Choosing an Elementary School
Many families opt to send their children to the school they are assigned to. But if you decide you want something different or, in your eyes, "better," then you have to consider numerous factors including class size, school size, test scores, teacher-to-pupil ratio, and so on. For example, in "Choose Your Child's School with Confidence," the authors assert that classes with 17 students or fewer are better than larger ones.
Also, in this age of budgetary cutbacks, some parents look closely at how many "extras" a school offers, such as physical education, art, music, and languages. Most schools list much of this information on their websites, so you can do a lot of legwork in front of your computer.
Don't forget to consider simple logistics as well -- things like location or what time the school starts. If you are a family of late sleepers, an elementary school with an earlier-than-normal start time or one that's 30 minutes away from your house is probably not a good choice.

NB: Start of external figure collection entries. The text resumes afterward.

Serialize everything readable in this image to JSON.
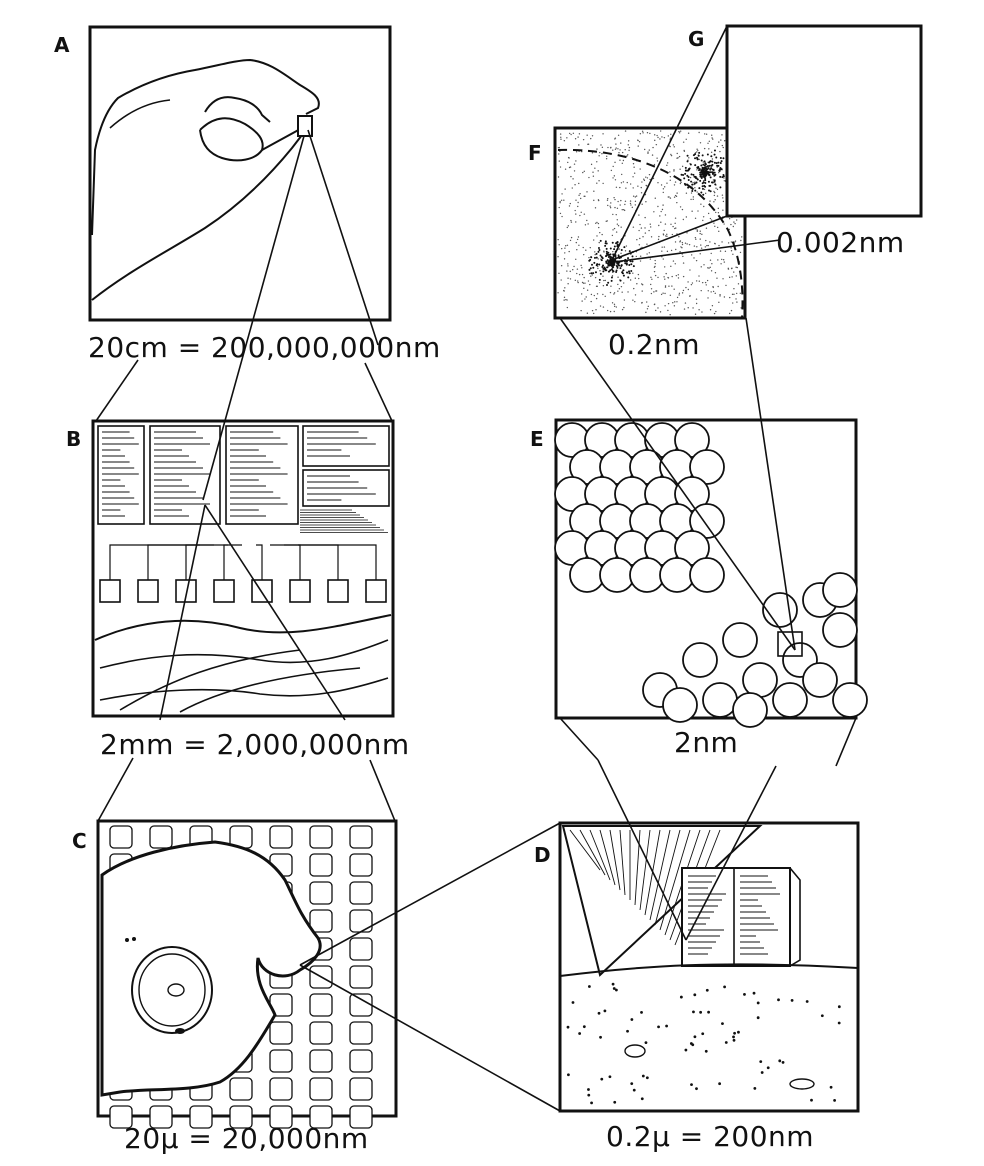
{
  "panels": {
    "A": {
      "letter": "A",
      "label": "20cm = 200,000,000nm"
    },
    "B": {
      "letter": "B",
      "label": "2mm = 2,000,000nm"
    },
    "C": {
      "letter": "C",
      "label": "20μ = 20,000nm"
    },
    "D": {
      "letter": "D",
      "label": "0.2μ = 200nm"
    },
    "E": {
      "letter": "E",
      "label": "2nm"
    },
    "F": {
      "letter": "F",
      "label": "0.2nm"
    },
    "G": {
      "letter": "G",
      "label": "0.002nm"
    }
  },
  "icons": {
    "A": "hand-pinching-chip-icon",
    "B": "integrated-circuit-die-icon",
    "C": "biological-cell-icon",
    "D": "probe-tip-and-block-icon",
    "E": "atom-cluster-icon",
    "F": "electron-density-cloud-icon",
    "G": "empty-nucleus-scale-icon"
  }
}
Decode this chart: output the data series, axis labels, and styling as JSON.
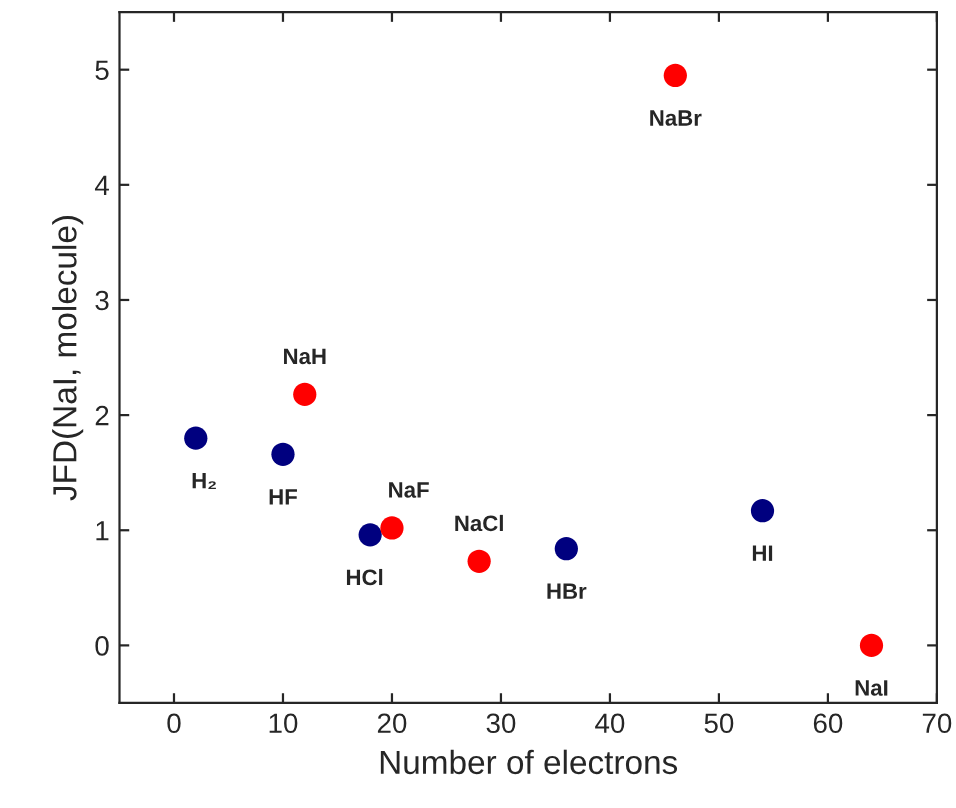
{
  "chart_data": {
    "type": "scatter",
    "xlabel": "Number of electrons",
    "ylabel": "JFD(NaI, molecule)",
    "xlim": [
      -5,
      70
    ],
    "xticks": [
      0,
      10,
      20,
      30,
      40,
      50,
      60,
      70
    ],
    "ylim": [
      -0.5,
      5.5
    ],
    "yticks": [
      0,
      1,
      2,
      3,
      4,
      5
    ],
    "grid": false,
    "marker": "circle",
    "series": [
      {
        "color": "#00007f",
        "x": [
          2,
          10,
          18,
          36,
          54
        ],
        "values": [
          1.8,
          1.66,
          0.96,
          0.84,
          1.17
        ]
      },
      {
        "color": "#ff0000",
        "x": [
          12,
          20,
          28,
          46,
          64
        ],
        "values": [
          2.18,
          1.02,
          0.73,
          4.95,
          0.0
        ]
      }
    ],
    "annotations": [
      {
        "text": "H₂",
        "x": 2,
        "y": 1.8
      },
      {
        "text": "HF",
        "x": 10,
        "y": 1.66
      },
      {
        "text": "HCl",
        "x": 18,
        "y": 0.96
      },
      {
        "text": "HBr",
        "x": 36,
        "y": 0.84
      },
      {
        "text": "HI",
        "x": 54,
        "y": 1.17
      },
      {
        "text": "NaH",
        "x": 12,
        "y": 2.18
      },
      {
        "text": "NaF",
        "x": 20,
        "y": 1.02
      },
      {
        "text": "NaCl",
        "x": 28,
        "y": 0.73
      },
      {
        "text": "NaBr",
        "x": 46,
        "y": 4.95
      },
      {
        "text": "NaI",
        "x": 64,
        "y": 0.0
      }
    ]
  }
}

And be sure to factor cost into your decision -- some private day schools now cost as much as -- or more than -- many colleges.
Once you've narrowed down your list, visit the schools during a school day to get a first-hand sense of a school's "climate," says Edward L. Schor, M.D., editor of "Caring for Your School-Age Child: Ages 5-12."
This means seeing things like how the teachers and students interact, how orderly the environment seems, and if the children are well behaved while still having a good time.